Humorkritik | Dezember 2016
Dezember 2016
»… ob nicht alle Satire bis zu einem gewissen Grad die stillschweigende Billigung des Gegenstandes beinhaltet, auf den sie abzielt. Ist nicht Orwells eigenes Buch 1984 in dem Land, das weltweit über die meisten Überwachungskameras pro Einwohner verfügt, fast zu einem offiziellen Text geworden? Und außerhalb von England staunte der österreichische Autor Thomas Bernhard, ebenfalls ein grimmiger Kritiker seines Landes, darüber, wie gierig die Leute seine Kritik aufsogen und wie laut sie ihm dafür applaudierten, daß er sie beschimpfte.«
Tim Parks
Ein Jux mit Autohupen
Da ich nun zu den wenigen Lebenden gehöre – es dürfte sich höchstens um eintausend handeln –, die Franz Lehárs Operette »Die Juxheirat« in voller Länge zur Kenntnis genommen haben, will ich auch Zeugnis ablegen davon, wie das Werk beim heurigen Lehár-Festival in Bad Ischl zweimal aufgeführt worden ist.
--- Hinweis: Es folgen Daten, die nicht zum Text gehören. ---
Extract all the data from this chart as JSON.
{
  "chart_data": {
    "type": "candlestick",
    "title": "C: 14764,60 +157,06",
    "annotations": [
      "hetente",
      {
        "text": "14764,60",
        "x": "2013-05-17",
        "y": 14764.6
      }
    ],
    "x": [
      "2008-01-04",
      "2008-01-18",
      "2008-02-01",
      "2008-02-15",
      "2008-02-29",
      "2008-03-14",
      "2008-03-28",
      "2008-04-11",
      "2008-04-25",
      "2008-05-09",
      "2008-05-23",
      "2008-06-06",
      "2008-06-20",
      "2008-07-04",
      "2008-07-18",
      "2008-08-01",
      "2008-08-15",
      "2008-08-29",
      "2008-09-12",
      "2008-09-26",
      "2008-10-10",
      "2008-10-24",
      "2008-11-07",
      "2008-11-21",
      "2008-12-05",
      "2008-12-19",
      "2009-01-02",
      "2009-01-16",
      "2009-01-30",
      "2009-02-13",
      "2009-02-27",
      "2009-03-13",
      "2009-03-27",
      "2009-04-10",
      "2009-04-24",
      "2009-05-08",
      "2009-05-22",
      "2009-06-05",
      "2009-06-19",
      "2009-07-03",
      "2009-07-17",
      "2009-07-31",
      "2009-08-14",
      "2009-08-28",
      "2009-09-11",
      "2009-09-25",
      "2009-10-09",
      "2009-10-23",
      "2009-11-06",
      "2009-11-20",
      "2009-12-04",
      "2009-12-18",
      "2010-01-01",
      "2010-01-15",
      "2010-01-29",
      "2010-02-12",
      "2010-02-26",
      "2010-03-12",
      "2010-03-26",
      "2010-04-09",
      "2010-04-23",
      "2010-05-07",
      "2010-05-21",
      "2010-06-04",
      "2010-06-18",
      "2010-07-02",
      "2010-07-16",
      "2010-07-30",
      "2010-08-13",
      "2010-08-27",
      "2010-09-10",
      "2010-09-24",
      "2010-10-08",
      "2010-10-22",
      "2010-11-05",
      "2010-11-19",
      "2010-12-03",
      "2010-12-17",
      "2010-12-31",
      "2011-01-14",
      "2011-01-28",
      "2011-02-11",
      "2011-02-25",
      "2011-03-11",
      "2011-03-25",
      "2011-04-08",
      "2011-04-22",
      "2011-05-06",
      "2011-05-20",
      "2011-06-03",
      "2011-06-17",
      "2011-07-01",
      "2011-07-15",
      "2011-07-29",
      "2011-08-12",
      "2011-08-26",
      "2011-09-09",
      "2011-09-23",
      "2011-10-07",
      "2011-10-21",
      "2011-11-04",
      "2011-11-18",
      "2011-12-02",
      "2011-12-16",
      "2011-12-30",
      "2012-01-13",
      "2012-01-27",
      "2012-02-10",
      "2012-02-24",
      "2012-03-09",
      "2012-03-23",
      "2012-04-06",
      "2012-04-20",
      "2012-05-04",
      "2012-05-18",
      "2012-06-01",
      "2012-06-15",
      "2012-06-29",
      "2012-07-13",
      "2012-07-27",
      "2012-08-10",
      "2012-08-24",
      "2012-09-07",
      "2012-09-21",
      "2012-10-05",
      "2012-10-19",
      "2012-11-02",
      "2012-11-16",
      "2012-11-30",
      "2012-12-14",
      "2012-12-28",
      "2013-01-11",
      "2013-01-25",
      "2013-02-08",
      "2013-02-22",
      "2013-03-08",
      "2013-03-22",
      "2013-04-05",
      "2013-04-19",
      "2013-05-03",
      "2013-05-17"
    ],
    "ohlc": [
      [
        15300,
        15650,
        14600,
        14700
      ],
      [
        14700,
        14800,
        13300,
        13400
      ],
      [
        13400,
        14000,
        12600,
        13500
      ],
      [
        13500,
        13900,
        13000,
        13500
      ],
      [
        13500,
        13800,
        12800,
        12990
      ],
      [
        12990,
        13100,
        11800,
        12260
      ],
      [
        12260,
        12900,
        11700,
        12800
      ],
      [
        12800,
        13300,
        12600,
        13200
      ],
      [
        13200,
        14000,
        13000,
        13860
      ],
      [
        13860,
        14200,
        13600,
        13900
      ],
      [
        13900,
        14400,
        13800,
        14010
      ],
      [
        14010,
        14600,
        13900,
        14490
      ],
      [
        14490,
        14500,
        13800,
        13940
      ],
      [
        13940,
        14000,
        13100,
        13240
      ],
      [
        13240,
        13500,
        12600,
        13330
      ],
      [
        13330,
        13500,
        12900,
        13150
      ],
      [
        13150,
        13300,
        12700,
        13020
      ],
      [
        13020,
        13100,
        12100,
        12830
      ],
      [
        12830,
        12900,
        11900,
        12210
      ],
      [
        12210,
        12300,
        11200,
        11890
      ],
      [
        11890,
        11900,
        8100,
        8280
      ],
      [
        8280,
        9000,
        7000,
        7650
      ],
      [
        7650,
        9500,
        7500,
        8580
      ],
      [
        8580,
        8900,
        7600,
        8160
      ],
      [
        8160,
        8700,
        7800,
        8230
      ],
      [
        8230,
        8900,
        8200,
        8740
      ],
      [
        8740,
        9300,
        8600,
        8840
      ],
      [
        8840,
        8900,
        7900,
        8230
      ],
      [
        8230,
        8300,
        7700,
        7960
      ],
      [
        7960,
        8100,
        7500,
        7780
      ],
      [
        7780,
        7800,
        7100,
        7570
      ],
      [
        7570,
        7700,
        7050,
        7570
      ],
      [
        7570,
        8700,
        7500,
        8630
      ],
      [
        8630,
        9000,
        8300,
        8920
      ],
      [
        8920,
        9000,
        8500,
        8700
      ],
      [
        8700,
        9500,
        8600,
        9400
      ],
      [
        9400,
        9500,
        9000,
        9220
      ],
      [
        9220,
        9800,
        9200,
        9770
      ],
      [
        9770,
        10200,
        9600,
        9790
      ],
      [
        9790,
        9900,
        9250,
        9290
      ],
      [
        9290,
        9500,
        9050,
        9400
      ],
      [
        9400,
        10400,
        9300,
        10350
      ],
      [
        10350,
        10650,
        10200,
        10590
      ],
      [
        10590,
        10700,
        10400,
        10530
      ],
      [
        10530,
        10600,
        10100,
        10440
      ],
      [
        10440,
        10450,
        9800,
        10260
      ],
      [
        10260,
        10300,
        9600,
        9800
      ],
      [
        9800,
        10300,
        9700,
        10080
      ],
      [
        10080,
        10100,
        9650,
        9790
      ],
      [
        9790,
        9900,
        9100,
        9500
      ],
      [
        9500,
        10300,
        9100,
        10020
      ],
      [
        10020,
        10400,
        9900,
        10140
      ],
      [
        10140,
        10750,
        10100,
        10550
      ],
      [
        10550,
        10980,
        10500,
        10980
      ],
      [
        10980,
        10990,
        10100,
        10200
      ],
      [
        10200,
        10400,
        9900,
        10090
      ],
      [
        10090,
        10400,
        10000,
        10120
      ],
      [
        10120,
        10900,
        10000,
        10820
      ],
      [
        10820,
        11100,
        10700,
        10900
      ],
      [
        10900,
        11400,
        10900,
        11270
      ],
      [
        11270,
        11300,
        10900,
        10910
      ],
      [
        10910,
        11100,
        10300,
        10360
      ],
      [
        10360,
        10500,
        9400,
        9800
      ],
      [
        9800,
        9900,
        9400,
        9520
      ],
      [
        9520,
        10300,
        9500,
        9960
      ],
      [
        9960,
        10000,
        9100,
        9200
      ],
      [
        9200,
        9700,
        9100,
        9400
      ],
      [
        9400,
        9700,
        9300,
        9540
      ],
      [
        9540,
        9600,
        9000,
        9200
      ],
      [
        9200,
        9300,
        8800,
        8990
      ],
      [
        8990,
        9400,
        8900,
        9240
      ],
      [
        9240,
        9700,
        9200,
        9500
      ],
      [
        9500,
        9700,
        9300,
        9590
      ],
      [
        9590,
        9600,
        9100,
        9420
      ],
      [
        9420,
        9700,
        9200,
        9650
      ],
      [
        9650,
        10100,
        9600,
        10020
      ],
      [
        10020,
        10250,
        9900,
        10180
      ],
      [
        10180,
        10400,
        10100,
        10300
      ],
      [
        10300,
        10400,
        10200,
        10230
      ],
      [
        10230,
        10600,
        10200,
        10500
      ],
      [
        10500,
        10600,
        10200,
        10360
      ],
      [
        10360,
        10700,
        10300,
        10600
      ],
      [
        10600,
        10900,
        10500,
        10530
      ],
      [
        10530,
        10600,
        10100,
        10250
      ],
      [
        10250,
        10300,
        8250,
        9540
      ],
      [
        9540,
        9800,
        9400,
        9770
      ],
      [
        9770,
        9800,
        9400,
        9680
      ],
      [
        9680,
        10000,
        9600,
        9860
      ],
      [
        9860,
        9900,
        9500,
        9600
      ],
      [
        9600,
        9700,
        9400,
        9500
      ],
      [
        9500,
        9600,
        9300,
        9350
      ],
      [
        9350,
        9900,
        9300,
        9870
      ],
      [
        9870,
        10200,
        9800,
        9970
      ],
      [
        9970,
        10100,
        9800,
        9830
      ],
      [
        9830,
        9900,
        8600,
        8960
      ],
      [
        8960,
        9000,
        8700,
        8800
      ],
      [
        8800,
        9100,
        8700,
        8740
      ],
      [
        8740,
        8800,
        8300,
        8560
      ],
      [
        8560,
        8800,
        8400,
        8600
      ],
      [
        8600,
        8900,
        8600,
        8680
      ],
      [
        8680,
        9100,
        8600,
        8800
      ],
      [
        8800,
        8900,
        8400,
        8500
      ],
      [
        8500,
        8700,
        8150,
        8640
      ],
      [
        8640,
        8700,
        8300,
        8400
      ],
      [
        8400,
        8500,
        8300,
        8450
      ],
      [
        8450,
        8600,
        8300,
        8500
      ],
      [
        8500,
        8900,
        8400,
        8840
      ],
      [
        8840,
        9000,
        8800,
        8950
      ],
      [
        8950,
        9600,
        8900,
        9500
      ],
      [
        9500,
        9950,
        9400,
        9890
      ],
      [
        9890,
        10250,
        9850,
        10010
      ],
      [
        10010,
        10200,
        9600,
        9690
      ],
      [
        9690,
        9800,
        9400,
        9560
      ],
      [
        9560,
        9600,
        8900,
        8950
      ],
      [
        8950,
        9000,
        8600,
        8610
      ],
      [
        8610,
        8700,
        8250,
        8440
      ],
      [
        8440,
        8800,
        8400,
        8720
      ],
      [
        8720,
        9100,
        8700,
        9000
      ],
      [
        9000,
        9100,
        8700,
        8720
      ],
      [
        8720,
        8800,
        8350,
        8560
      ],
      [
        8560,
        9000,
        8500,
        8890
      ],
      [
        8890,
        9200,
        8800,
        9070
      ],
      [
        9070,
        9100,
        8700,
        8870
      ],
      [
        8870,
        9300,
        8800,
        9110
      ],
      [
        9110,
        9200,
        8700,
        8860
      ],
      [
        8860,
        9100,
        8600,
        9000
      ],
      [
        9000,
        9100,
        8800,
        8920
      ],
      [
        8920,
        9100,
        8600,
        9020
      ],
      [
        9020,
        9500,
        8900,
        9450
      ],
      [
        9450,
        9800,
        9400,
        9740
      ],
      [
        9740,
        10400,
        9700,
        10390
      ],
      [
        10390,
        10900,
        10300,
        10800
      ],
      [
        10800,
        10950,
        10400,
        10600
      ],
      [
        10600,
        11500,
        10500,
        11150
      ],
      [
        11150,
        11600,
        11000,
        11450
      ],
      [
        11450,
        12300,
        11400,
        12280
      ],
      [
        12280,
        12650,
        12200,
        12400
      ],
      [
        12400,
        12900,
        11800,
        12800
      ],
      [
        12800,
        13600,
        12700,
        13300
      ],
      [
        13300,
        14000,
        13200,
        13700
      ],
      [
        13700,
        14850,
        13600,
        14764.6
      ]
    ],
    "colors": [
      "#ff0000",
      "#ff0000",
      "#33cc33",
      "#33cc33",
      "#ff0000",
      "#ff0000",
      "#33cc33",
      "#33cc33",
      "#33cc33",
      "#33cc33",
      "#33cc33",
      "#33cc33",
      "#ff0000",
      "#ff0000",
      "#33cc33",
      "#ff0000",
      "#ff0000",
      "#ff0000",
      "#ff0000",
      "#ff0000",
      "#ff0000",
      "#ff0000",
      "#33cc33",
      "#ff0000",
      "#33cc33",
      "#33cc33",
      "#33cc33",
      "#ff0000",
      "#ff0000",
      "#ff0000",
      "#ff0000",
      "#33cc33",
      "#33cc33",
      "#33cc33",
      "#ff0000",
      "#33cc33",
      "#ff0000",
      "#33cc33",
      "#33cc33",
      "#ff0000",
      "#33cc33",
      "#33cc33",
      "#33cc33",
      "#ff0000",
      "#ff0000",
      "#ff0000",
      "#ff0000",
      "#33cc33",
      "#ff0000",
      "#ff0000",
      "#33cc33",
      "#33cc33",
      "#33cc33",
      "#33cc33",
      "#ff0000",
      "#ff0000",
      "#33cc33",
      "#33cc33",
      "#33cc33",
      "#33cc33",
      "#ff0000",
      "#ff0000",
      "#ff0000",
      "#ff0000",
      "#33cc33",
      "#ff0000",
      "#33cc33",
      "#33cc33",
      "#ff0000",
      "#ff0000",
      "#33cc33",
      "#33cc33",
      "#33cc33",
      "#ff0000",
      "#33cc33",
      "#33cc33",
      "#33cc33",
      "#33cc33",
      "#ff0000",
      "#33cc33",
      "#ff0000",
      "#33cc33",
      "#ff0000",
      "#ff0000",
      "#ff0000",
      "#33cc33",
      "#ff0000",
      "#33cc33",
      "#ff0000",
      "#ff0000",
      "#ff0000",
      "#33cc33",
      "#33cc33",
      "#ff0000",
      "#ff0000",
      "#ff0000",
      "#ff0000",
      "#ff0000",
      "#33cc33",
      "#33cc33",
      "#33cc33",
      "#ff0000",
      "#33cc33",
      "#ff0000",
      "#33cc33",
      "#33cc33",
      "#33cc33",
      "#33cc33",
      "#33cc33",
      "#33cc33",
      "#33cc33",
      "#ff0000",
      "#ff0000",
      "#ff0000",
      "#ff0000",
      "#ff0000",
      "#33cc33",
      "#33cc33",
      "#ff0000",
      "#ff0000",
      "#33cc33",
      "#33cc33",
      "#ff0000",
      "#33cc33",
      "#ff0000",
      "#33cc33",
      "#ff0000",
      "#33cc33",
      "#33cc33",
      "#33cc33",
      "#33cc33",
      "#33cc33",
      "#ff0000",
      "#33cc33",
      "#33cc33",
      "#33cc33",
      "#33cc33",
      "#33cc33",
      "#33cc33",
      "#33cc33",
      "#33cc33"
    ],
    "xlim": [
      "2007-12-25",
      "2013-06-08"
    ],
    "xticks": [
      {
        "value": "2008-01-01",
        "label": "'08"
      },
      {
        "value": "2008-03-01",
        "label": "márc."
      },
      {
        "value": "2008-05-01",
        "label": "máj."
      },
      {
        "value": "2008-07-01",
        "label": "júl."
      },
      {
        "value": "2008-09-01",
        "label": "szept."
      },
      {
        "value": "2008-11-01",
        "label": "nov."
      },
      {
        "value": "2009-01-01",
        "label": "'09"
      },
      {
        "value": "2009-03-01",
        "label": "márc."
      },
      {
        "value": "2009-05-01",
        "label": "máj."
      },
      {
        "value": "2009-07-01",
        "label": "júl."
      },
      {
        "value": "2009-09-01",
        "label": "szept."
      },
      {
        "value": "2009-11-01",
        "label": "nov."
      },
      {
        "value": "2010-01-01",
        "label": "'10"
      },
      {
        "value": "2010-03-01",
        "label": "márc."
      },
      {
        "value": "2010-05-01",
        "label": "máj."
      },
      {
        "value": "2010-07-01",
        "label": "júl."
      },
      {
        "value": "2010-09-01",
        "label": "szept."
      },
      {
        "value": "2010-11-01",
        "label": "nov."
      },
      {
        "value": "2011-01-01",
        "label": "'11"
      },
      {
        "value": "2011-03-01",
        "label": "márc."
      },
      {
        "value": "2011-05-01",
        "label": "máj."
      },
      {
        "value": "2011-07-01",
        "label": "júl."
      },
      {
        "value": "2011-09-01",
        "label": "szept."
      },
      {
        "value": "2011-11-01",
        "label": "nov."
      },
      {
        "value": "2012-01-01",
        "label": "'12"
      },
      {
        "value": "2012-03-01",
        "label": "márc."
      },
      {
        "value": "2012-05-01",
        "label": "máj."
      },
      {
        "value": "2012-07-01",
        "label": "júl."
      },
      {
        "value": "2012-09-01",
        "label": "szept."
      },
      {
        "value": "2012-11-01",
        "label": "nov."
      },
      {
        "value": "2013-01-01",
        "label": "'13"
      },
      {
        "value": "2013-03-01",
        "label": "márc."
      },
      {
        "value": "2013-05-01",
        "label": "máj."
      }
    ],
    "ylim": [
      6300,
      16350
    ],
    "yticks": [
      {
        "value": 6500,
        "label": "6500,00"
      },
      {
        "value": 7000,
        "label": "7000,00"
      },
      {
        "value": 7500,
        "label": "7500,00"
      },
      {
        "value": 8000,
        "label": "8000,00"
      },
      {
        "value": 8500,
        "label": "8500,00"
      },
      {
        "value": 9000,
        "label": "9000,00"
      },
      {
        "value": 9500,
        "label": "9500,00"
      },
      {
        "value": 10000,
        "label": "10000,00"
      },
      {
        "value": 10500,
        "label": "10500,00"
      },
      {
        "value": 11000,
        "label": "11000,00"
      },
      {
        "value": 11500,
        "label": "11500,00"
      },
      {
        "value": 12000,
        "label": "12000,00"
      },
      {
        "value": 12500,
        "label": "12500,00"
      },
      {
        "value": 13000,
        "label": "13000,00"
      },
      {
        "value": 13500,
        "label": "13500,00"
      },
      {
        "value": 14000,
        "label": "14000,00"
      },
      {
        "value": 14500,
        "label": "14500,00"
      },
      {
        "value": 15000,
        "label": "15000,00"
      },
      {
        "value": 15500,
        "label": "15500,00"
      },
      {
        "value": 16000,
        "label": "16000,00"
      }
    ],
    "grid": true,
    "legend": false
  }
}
Daß Überlebende der Uraufführung aus dem Jahre 1904 die Anzahl der Kenner vergrößern, schließe ich aus. Der Erfolg war damals gering, nach 1905 wurde das Werk nie mehr aufgeführt, denn Lehár hatte da bereits »Die lustige Witwe« nachgelegt, die bis heute gleich nach der »Fledermaus« von Johann Strauß zu den meistgespielten Operetten der Welt zählt.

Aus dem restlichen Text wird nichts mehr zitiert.